Der Sportfetischist

Am Freitag werden die Olympischen Winterspiele in Peking eröffnet! Längst sind die Sportfetischisten unterwegs und bereiten sich vor. Ich widme Ihnen eine „Charakter“-Studie in der Manier von Theophrasts „Charakteren“:

Schon als Kind suchte der Sportfetischist den Sport überall. Er lief mit anderen Kindern um die Wette, warf Steine weiter als sie, war ihnen auch beim Schwimmen voraus und kletterte am höchsten auf einen Baum.

Alle nur möglichen Bewegungen verwandelte er in Sport und erfand Wettbewerbe, in deren Verlauf man sich messen konnte. Citius, altius, fortius (schneller, höher, stärker) war nicht nur ein Motto der Olympischen Spiele, sondern auch die Devise, der sich der Sportfetischist mit Haut und Haar verschrieben hatte.

Waren gerade mal keine Konkurrenten zur Stelle, trat er gegen sich selbst an. Er gab sich mehrere Namen und startete einfach drauflos, mal geschickter, mal unbeholfener und gebremster.

Während er aktiv unterwegs war, kommentierte er seinen Sport wie ein Reporter, der aus jedem Wettbewerb eine spannende Geschichte machte.

„Peter K. leidet noch unter Prellungen am Fuss“, sagte er und schaute nach, ob er etwas in der Art einer Prellung an seinem rechten Fuss entdecken konnte. „Jürgen F. konnte in den letzten Wochen wegen einer starken Grippe nur wenig trainieren“, flüsterte er und schnupfte in ein Taschentuch, bevor er Jürgen F. auf eine Laufbahn schickte.

Anregungen erhielt er durch Sportsendungen im Fernsehen, von denen er kaum eine ausließ. Beinahe jede animierte ihn, es den Athleten nach zu tun, nur bei riskanteren Sportarten passte er.
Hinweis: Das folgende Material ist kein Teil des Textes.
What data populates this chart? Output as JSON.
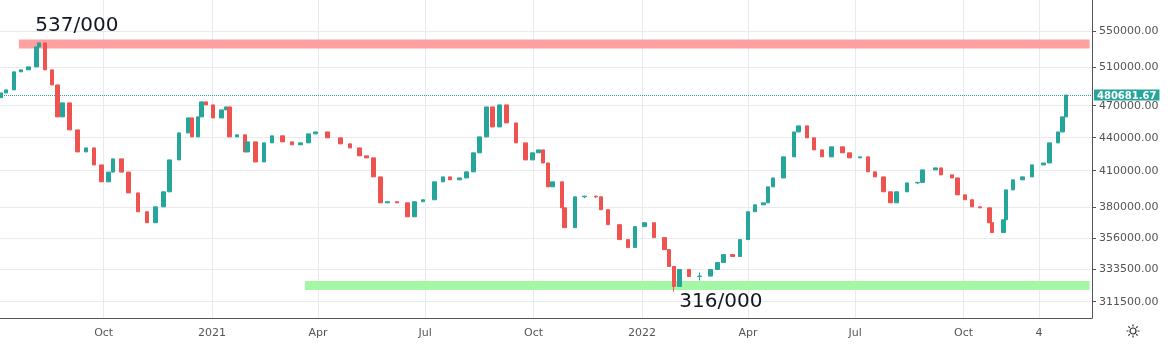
{
  "chart_data": {
    "type": "candlestick",
    "x": [
      "2020-07-06",
      "2020-07-10",
      "2020-07-17",
      "2020-07-23",
      "2020-07-29",
      "2020-08-05",
      "2020-08-07",
      "2020-08-12",
      "2020-08-18",
      "2020-08-23",
      "2020-08-27",
      "2020-09-02",
      "2020-09-09",
      "2020-09-16",
      "2020-09-23",
      "2020-09-29",
      "2020-10-05",
      "2020-10-09",
      "2020-10-16",
      "2020-10-22",
      "2020-10-30",
      "2020-11-07",
      "2020-11-14",
      "2020-11-21",
      "2020-11-26",
      "2020-12-04",
      "2020-12-12",
      "2020-12-15",
      "2020-12-20",
      "2020-12-23",
      "2020-12-27",
      "2021-01-02",
      "2021-01-09",
      "2021-01-13",
      "2021-01-16",
      "2021-01-22",
      "2021-01-29",
      "2021-01-31",
      "2021-02-07",
      "2021-02-14",
      "2021-02-21",
      "2021-03-02",
      "2021-03-10",
      "2021-03-17",
      "2021-03-24",
      "2021-03-30",
      "2021-04-09",
      "2021-04-20",
      "2021-04-28",
      "2021-05-06",
      "2021-05-12",
      "2021-05-18",
      "2021-05-24",
      "2021-05-30",
      "2021-06-07",
      "2021-06-16",
      "2021-06-22",
      "2021-06-29",
      "2021-07-09",
      "2021-07-16",
      "2021-07-22",
      "2021-07-30",
      "2021-08-05",
      "2021-08-11",
      "2021-08-16",
      "2021-08-22",
      "2021-08-27",
      "2021-09-02",
      "2021-09-08",
      "2021-09-16",
      "2021-09-24",
      "2021-09-30",
      "2021-10-05",
      "2021-10-09",
      "2021-10-13",
      "2021-10-17",
      "2021-10-25",
      "2021-10-27",
      "2021-11-05",
      "2021-11-13",
      "2021-11-23",
      "2021-11-27",
      "2021-12-03",
      "2021-12-13",
      "2021-12-20",
      "2021-12-26",
      "2022-01-03",
      "2022-01-11",
      "2022-01-20",
      "2022-01-24",
      "2022-01-28",
      "2022-02-02",
      "2022-02-10",
      "2022-02-19",
      "2022-02-28",
      "2022-03-06",
      "2022-03-11",
      "2022-03-19",
      "2022-03-25",
      "2022-04-01",
      "2022-04-07",
      "2022-04-14",
      "2022-04-18",
      "2022-04-22",
      "2022-05-01",
      "2022-05-10",
      "2022-05-14",
      "2022-05-21",
      "2022-05-27",
      "2022-06-03",
      "2022-06-11",
      "2022-06-20",
      "2022-06-26",
      "2022-07-05",
      "2022-07-12",
      "2022-07-18",
      "2022-07-25",
      "2022-07-31",
      "2022-08-05",
      "2022-08-14",
      "2022-08-23",
      "2022-08-27",
      "2022-09-07",
      "2022-09-12",
      "2022-09-21",
      "2022-09-26",
      "2022-10-02",
      "2022-10-08",
      "2022-10-15",
      "2022-10-23",
      "2022-10-25",
      "2022-11-04",
      "2022-11-06",
      "2022-11-12",
      "2022-11-20",
      "2022-11-28",
      "2022-12-08",
      "2022-12-13",
      "2022-12-20",
      "2022-12-24",
      "2022-12-27"
    ],
    "ohlc": [
      [
        478000,
        482800,
        478000,
        482800
      ],
      [
        482800,
        485900,
        482800,
        485900
      ],
      [
        485900,
        504700,
        485900,
        504700
      ],
      [
        504700,
        506800,
        504700,
        506800
      ],
      [
        506800,
        510000,
        506800,
        510000
      ],
      [
        510000,
        531900,
        510000,
        531900
      ],
      [
        531900,
        537000,
        531900,
        536300
      ],
      [
        536300,
        536300,
        506800,
        506800
      ],
      [
        506800,
        506800,
        491000,
        491000
      ],
      [
        491000,
        491000,
        459100,
        459100
      ],
      [
        459100,
        472800,
        459100,
        472800
      ],
      [
        472800,
        472800,
        446700,
        446700
      ],
      [
        446700,
        446700,
        426500,
        426500
      ],
      [
        426500,
        430100,
        426500,
        430100
      ],
      [
        430100,
        430100,
        415000,
        415000
      ],
      [
        415000,
        415000,
        400500,
        400500
      ],
      [
        400500,
        408800,
        400500,
        408800
      ],
      [
        408800,
        420300,
        408800,
        420300
      ],
      [
        420300,
        420300,
        408800,
        408800
      ],
      [
        408800,
        408800,
        391300,
        391300
      ],
      [
        391300,
        391300,
        376100,
        376100
      ],
      [
        376100,
        376100,
        367500,
        367500
      ],
      [
        367500,
        380000,
        367500,
        380000
      ],
      [
        380000,
        392200,
        380000,
        392200
      ],
      [
        392200,
        419400,
        392200,
        419400
      ],
      [
        419400,
        443900,
        419400,
        443900
      ],
      [
        443900,
        458100,
        443900,
        458100
      ],
      [
        458100,
        458100,
        440200,
        440200
      ],
      [
        440200,
        459100,
        440200,
        459100
      ],
      [
        459100,
        473800,
        459100,
        473800
      ],
      [
        473800,
        473800,
        470800,
        470800
      ],
      [
        470800,
        470800,
        458100,
        458100
      ],
      [
        458100,
        465900,
        458100,
        465900
      ],
      [
        465900,
        468800,
        465900,
        468800
      ],
      [
        468800,
        468800,
        440200,
        440200
      ],
      [
        440200,
        442100,
        440200,
        442100
      ],
      [
        442100,
        442100,
        426500,
        426500
      ],
      [
        426500,
        435600,
        426500,
        435600
      ],
      [
        435600,
        435600,
        417600,
        417600
      ],
      [
        417600,
        434700,
        417600,
        434700
      ],
      [
        434700,
        441200,
        434700,
        441200
      ],
      [
        441200,
        441200,
        435600,
        435600
      ],
      [
        435600,
        435600,
        432900,
        432900
      ],
      [
        432900,
        434700,
        432900,
        434700
      ],
      [
        434700,
        443000,
        434700,
        443000
      ],
      [
        443000,
        444800,
        443000,
        444800
      ],
      [
        444800,
        444800,
        439300,
        439300
      ],
      [
        439300,
        439300,
        433800,
        433800
      ],
      [
        433800,
        433800,
        430100,
        430100
      ],
      [
        430100,
        430100,
        423000,
        423000
      ],
      [
        423000,
        423000,
        421200,
        421200
      ],
      [
        421200,
        421200,
        404700,
        404700
      ],
      [
        404700,
        404700,
        383200,
        383200
      ],
      [
        383200,
        384100,
        383200,
        384100
      ],
      [
        384100,
        384100,
        383200,
        383200
      ],
      [
        383200,
        383200,
        372100,
        372100
      ],
      [
        372100,
        384100,
        372100,
        384100
      ],
      [
        384100,
        385700,
        384100,
        385700
      ],
      [
        385700,
        400500,
        385700,
        400500
      ],
      [
        400500,
        404700,
        400500,
        404700
      ],
      [
        404700,
        404700,
        402200,
        402200
      ],
      [
        402200,
        403800,
        402200,
        403800
      ],
      [
        403800,
        409000,
        403800,
        409000
      ],
      [
        409000,
        425700,
        409000,
        425700
      ],
      [
        425700,
        440200,
        425700,
        440200
      ],
      [
        440200,
        468800,
        440200,
        468800
      ],
      [
        468800,
        468800,
        449500,
        449500
      ],
      [
        449500,
        470800,
        449500,
        470800
      ],
      [
        470800,
        470800,
        453300,
        453300
      ],
      [
        453300,
        453300,
        434700,
        434700
      ],
      [
        434700,
        434700,
        419400,
        419400
      ],
      [
        419400,
        425700,
        419400,
        425700
      ],
      [
        425700,
        428300,
        425700,
        428300
      ],
      [
        428300,
        428300,
        416700,
        416700
      ],
      [
        416700,
        416700,
        396300,
        396300
      ],
      [
        396300,
        400500,
        396300,
        400500
      ],
      [
        400500,
        400500,
        379200,
        379200
      ],
      [
        379200,
        379200,
        363700,
        363700
      ],
      [
        363700,
        388100,
        363700,
        388100
      ],
      [
        388100,
        389000,
        387000,
        388600
      ],
      [
        388600,
        389000,
        387000,
        388100
      ],
      [
        388100,
        388100,
        377700,
        377700
      ],
      [
        377700,
        377700,
        366000,
        366000
      ],
      [
        366000,
        366000,
        354700,
        354700
      ],
      [
        354700,
        354700,
        348800,
        348800
      ],
      [
        348800,
        364500,
        348800,
        364500
      ],
      [
        364500,
        367500,
        364500,
        367500
      ],
      [
        367500,
        367500,
        356200,
        356200
      ],
      [
        356200,
        356200,
        347300,
        347300
      ],
      [
        347300,
        347300,
        335200,
        335200
      ],
      [
        335200,
        335200,
        318000,
        321400
      ],
      [
        321400,
        333100,
        321400,
        333100
      ],
      [
        333100,
        333100,
        328200,
        328200
      ],
      [
        328200,
        331000,
        325500,
        328500
      ],
      [
        328500,
        333100,
        328500,
        333100
      ],
      [
        333100,
        338000,
        333100,
        338000
      ],
      [
        338000,
        343700,
        338000,
        343700
      ],
      [
        343700,
        343700,
        342300,
        342300
      ],
      [
        342300,
        354700,
        342300,
        354700
      ],
      [
        354700,
        376100,
        354700,
        376100
      ],
      [
        376100,
        381600,
        376100,
        381600
      ],
      [
        381600,
        383200,
        381600,
        383200
      ],
      [
        383200,
        396300,
        383200,
        396300
      ],
      [
        396300,
        403800,
        396300,
        403800
      ],
      [
        403800,
        422100,
        403800,
        422100
      ],
      [
        422100,
        444800,
        422100,
        444800
      ],
      [
        444800,
        450500,
        444800,
        450500
      ],
      [
        450500,
        450500,
        439300,
        439300
      ],
      [
        439300,
        439300,
        428300,
        428300
      ],
      [
        428300,
        428300,
        422100,
        422100
      ],
      [
        422100,
        431100,
        422100,
        431100
      ],
      [
        431100,
        431100,
        425700,
        425700
      ],
      [
        425700,
        425700,
        421200,
        421200
      ],
      [
        421200,
        422100,
        421200,
        422100
      ],
      [
        422100,
        422100,
        409000,
        409000
      ],
      [
        409000,
        409000,
        404700,
        404700
      ],
      [
        404700,
        404700,
        392200,
        392200
      ],
      [
        392200,
        392200,
        383200,
        383200
      ],
      [
        383200,
        392200,
        383200,
        392200
      ],
      [
        392200,
        399600,
        392200,
        399600
      ],
      [
        399600,
        400500,
        398800,
        400000
      ],
      [
        400000,
        410700,
        400000,
        410700
      ],
      [
        410700,
        412400,
        410700,
        412400
      ],
      [
        412400,
        412400,
        406400,
        406400
      ],
      [
        406400,
        406400,
        403800,
        403800
      ],
      [
        403800,
        403800,
        389700,
        389700
      ],
      [
        389700,
        389700,
        385700,
        385700
      ],
      [
        385700,
        385700,
        380000,
        380000
      ],
      [
        380000,
        380000,
        379200,
        379200
      ],
      [
        379200,
        379200,
        367500,
        367500
      ],
      [
        367500,
        367500,
        360000,
        360000
      ],
      [
        360000,
        369800,
        360000,
        369800
      ],
      [
        369800,
        393800,
        369800,
        393800
      ],
      [
        393800,
        402200,
        393800,
        402200
      ],
      [
        402200,
        404700,
        402200,
        404700
      ],
      [
        404700,
        415000,
        404700,
        415000
      ],
      [
        415000,
        416700,
        415000,
        416700
      ],
      [
        416700,
        434700,
        416700,
        434700
      ],
      [
        434700,
        444800,
        434700,
        444800
      ],
      [
        444800,
        459100,
        444800,
        459100
      ],
      [
        459100,
        480681.67,
        459100,
        480681.67
      ]
    ],
    "series": [
      {
        "type": "line",
        "x": [
          "2020-07-21",
          "2023-01-16"
        ],
        "values": [
          535000,
          535000
        ],
        "color": "#ffa1a1"
      },
      {
        "type": "line",
        "x": [
          "2021-03-21",
          "2023-01-16"
        ],
        "values": [
          322000,
          322000
        ],
        "color": "#a4f7a4"
      }
    ],
    "ref_lines": [
      {
        "axis": "y",
        "value": 480681.67,
        "label": "480681.67",
        "color": "#26a69a",
        "line_style": "dotted"
      }
    ],
    "annotations": [
      {
        "text": "537/000",
        "x": "2020-08-07",
        "y": 537000
      },
      {
        "text": "316/000",
        "x": "2022-01-28",
        "y": 318000
      }
    ],
    "log": "y",
    "xlim": [
      "2020-07-05",
      "2023-01-18"
    ],
    "xticks": [
      {
        "value": "2020-10-01",
        "label": "Oct"
      },
      {
        "value": "2021-01-01",
        "label": "2021"
      },
      {
        "value": "2021-04-01",
        "label": "Apr"
      },
      {
        "value": "2021-07-01",
        "label": "Jul"
      },
      {
        "value": "2021-10-01",
        "label": "Oct"
      },
      {
        "value": "2022-01-01",
        "label": "2022"
      },
      {
        "value": "2022-04-01",
        "label": "Apr"
      },
      {
        "value": "2022-07-01",
        "label": "Jul"
      },
      {
        "value": "2022-10-01",
        "label": "Oct"
      },
      {
        "value": "2022-12-04",
        "label": "4"
      }
    ],
    "ylim": [
      300800,
      587000
    ],
    "yticks": [
      {
        "value": 311500,
        "label": "311500.00"
      },
      {
        "value": 333500,
        "label": "333500.00"
      },
      {
        "value": 356000,
        "label": "356000.00"
      },
      {
        "value": 380000,
        "label": "380000.00"
      },
      {
        "value": 410000,
        "label": "410000.00"
      },
      {
        "value": 440000,
        "label": "440000.00"
      },
      {
        "value": 470000,
        "label": "470000.00"
      },
      {
        "value": 510000,
        "label": "510000.00"
      },
      {
        "value": 550000,
        "label": "550000.00"
      }
    ],
    "grid": true
  }
}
Turmspringen kam nicht in Frage, Boxen auch nicht, einige Turnsportarten musste er vernachlässigen, weil er nicht die passenden Turngeräte auftreiben konnte.

Unter den Sportlern, die er bei Wettbewerben verfolgte, hatte er jedes Mal einen Favoriten. Er informierte sich über ihr Leben und wusste genau, wo und wann sie mit welchen Trainern und in welchen Vereinen den Sport entdeckt hatten.

Solche Informationen baute er in seine Kommentare ein, wenn er bestimmte Phasen von Wettbewerben im Fernsehen noch einmal nachspielte. Dann war er selbst Daniil Medvedev und gewann ein Match beinahe mühelos, das Medvedev kurz zuvor noch verloren hatte. Oder er war Thomas Müller und schoss das entscheidende Tor in einer wichtigen Partie, das Thomas Müller gerade eben nicht geschossen hatte.

Der Sportfetischist hat fest vor, irgendwann ein Buch über sein Sportlerdasein zu schreiben. Einen Titel hat er schon: „Mein Goldmedaillen-Leben“.